Por maioria, TRE nega registro de candidatura de Gilmar Fabris

03/10/2018 – Por 4 votos a 3,  o Tribunal Regional Eleitoral (TRE) indeferiu o registro de candidatura do deputado estadual Gilmar Fabris (PSD), que busca a reeleição. A decisão ocorreu durante a continuidade do julgamento, nesta terça-feira (2), do pedido de impugnação feito pelo Ministério Público Eleitoral (MPE).

Na sessão passada, o desembargador Marcio Vidal e o juiz Antônio Veloso Peleja Júnior pediram vistas do processo sob a alegação de complexidade do tema.

O MPE alegava  que, apesar de o desembargador do Tribunal de Justiça (TJMT) José Zuquim Nogueira ter suspendido a condenação de 6 anos e 8 meses de Fabris por peculato em continuidade delitiva, o candidato era considerado “ficha suja”.

Fabris foi condenado por fazer parte de um esquema que teria ocorrido por meio da utilização de 123 cheques assinados por ele, totalizando a quantia de R$ 1,5 milhão, como pagamento de serviços supostamente prestados à Assembleia Legislativa.

Na ocasião do pedido de vistas, a votação estava 3 a 2 a favor da concessão do registro de candidatura de Fabris.  Haviam votado pela improcedência da impugnação, e o consequente deferimento do registro, os juízes Ricardo Gomes de Almeida e Ulisses Rabaneda, além do desembargador Pedro Sakamoto. Já os juízes Vanessa Curti Perenha Gasques e Luís Aparecido Bortolussi Júnior votaram pela procedência da impugnação do registro.
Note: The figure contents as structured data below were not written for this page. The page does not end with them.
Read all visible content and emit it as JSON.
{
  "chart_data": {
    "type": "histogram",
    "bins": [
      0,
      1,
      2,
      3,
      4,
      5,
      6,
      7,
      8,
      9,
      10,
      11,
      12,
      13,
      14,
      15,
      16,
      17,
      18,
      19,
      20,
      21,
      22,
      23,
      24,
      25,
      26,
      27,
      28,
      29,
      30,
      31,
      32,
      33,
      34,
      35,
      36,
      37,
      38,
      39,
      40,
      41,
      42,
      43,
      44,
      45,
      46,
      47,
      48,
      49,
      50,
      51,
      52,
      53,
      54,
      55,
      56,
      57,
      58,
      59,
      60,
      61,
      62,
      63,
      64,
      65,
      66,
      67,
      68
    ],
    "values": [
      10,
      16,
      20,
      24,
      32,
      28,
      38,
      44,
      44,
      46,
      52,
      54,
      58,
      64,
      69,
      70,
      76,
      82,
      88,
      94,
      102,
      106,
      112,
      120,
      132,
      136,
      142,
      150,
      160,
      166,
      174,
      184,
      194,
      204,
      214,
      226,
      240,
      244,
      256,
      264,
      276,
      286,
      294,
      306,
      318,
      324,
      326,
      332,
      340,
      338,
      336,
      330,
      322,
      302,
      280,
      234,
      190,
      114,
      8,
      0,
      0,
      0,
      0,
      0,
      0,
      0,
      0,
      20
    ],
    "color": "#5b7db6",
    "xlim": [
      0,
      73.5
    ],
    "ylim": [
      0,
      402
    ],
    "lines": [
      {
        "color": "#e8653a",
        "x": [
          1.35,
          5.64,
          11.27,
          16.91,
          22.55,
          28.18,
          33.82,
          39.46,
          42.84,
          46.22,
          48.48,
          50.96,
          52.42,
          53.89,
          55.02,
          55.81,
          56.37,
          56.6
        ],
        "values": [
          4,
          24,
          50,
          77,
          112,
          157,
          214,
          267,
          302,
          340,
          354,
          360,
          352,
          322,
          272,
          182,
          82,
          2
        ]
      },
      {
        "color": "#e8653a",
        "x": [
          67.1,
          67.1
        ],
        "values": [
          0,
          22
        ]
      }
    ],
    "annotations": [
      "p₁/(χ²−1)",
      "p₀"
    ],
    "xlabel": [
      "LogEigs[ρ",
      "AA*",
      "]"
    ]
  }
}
Ao retomar o julgamento, o desembargador Marcio Vidal afirmou em seu voto que a decisão do desembargador José Zuquim tem validade, mas ainda está sujeita a apreciação do colegiado do TJ. Ele ressaltou ainda que reconhecer a decisão não significa “estender seus efeitos a seara eleitoral que tem disciplinamento expresso”, disse.
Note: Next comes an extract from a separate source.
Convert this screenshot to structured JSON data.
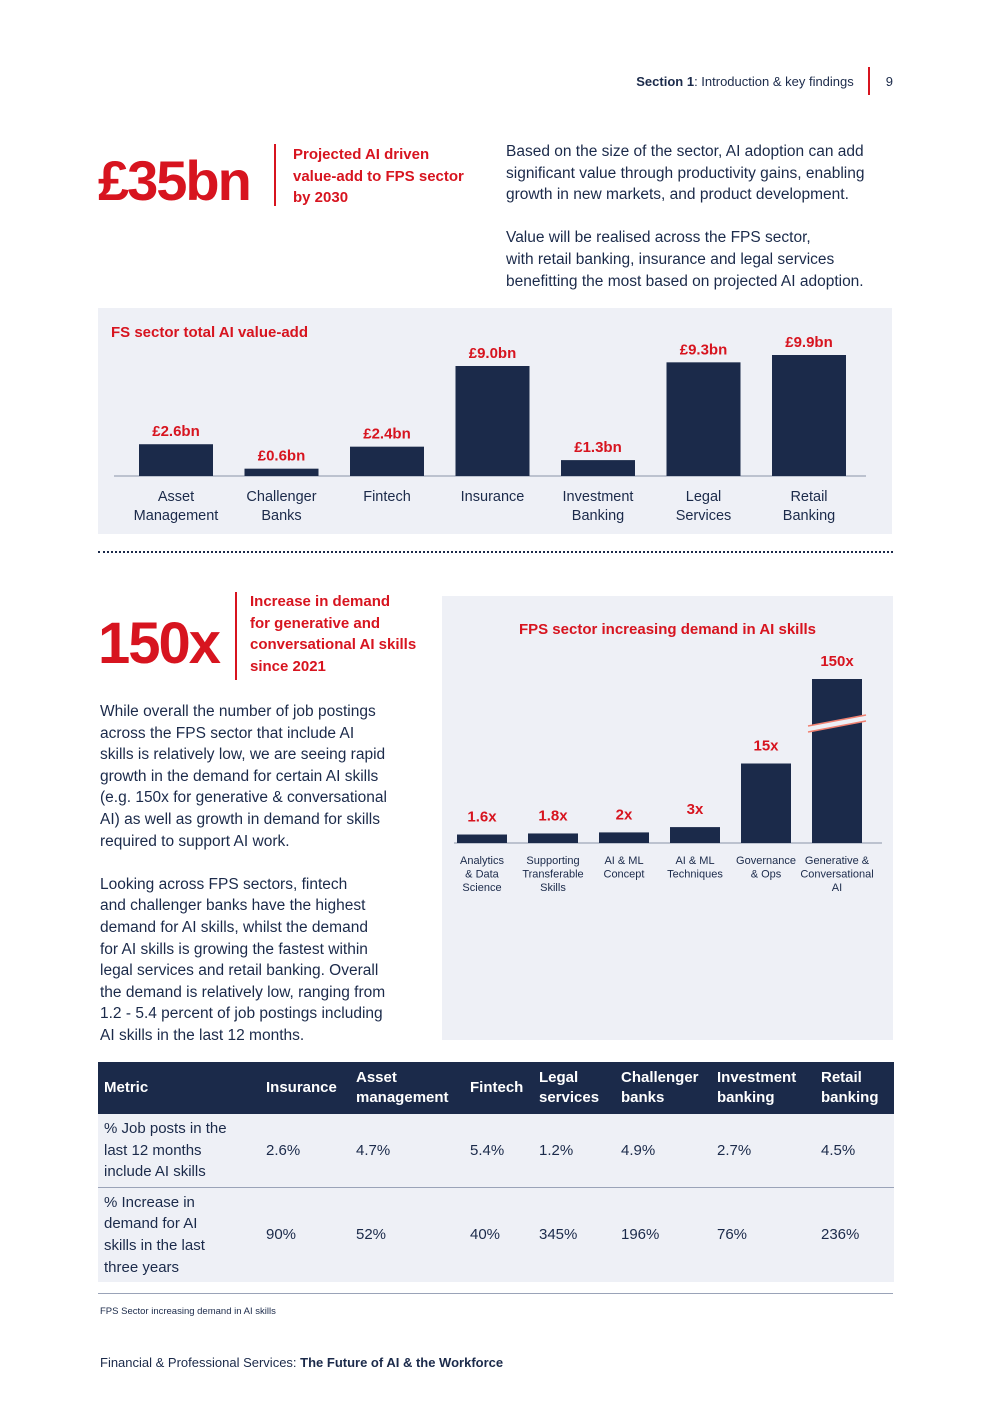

“Não se pode admitir plausível que os efeitos daquela decisão monocrática da justiça comum venha a incidir em circunstâncias que a própria lei estabelece expressamente como dependente de decisão de órgão colegiado. Pois somente a decisão de órgão colegiado pode gerar a ilegibilidade (…) Assim como não cabe a justiça eleitoral apreciar a correção ou não da decisão proferida na justiça comum”, ressaltou.

 

Por essa razão, o desembargador Marcio Vidal votou pela procedência do pedido de impugnação do MPE. Seu voto foi acompanhado pelo juiz Antonio Veloso Pelleja Junior. Com isso, o julgamento terminou  em 4 votos a 3 pela não concessão do registro da candidatura.

 

Outro lado –  Por meio de nota, a defesa de Fabris  informou que o parlamentar  vai recorrer da decisão no Tribunal Superior Eleitoral (TSE) e continua na disputa eleitoral, inclusive, segue a campanha normalmente.